La même opération se répète-t-elle cette année ?

Tout l’indique en effet. Il est à craindre que les assureurs soient tentés, avant la votation, de fixer des primes 2015 artificiellement basses pour couvrir les coûts réels de la santé. La modération des primes 2015 se fera à nouveau au détriment des primes 2017. Si l’initiative devait échouer, on revivra de nouveau les difficultés de ce système. Il faut espérer que l’arnaque ne marchera pas deux fois.

Quelle devait être la hausse 2015 ?

De nombreux assureurs devraient avoir une hausse de prime pour 2015 à deux chiffres.

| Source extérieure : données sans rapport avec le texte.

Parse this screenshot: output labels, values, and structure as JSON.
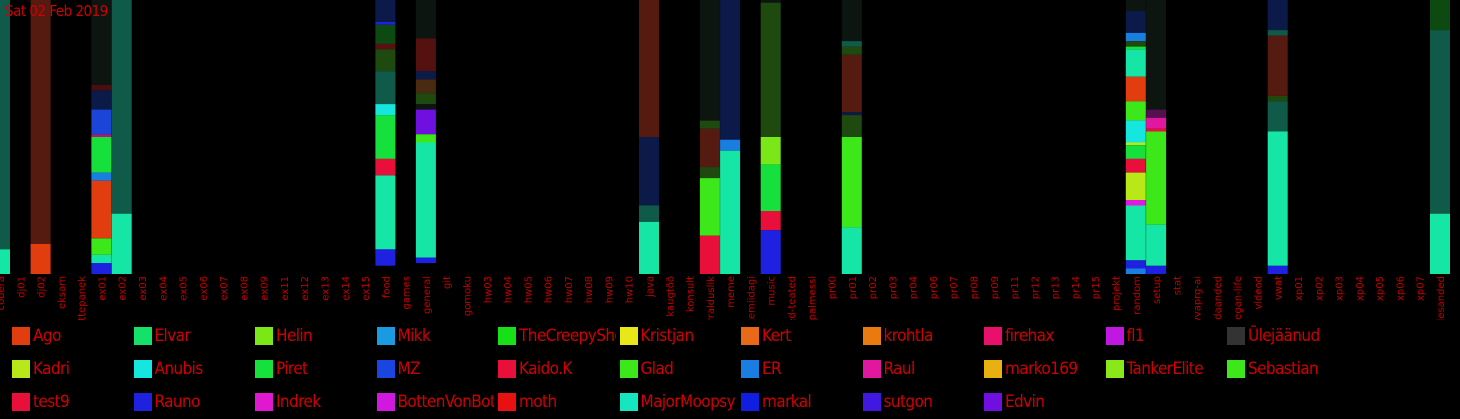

C’est pour cela qu’il y a eu un lobbying intense pour que l’on vote en septembre et pas en novembre. Pour éviter cette hausse à deux chiffres, les assureurs sont en train de demander à l’Office fédéral de la santé publique (OFSP) d’accepter qu’ils dissolvent des réserves pour financer les déficits, ce qui permet de déposer des primes artificiellement basses. santésuisse, la faîtière des assureurs, a du reste annoncé début juillet une hausse probable des primes maladie de 4,5 %, ce qui n’est pas rien puisque c’est deux fois plus élevé que les trois années précédentes, mais bien plus bas que la hausse réelle et impopulaire à deux chiffres que certains assureurs devraient annoncer.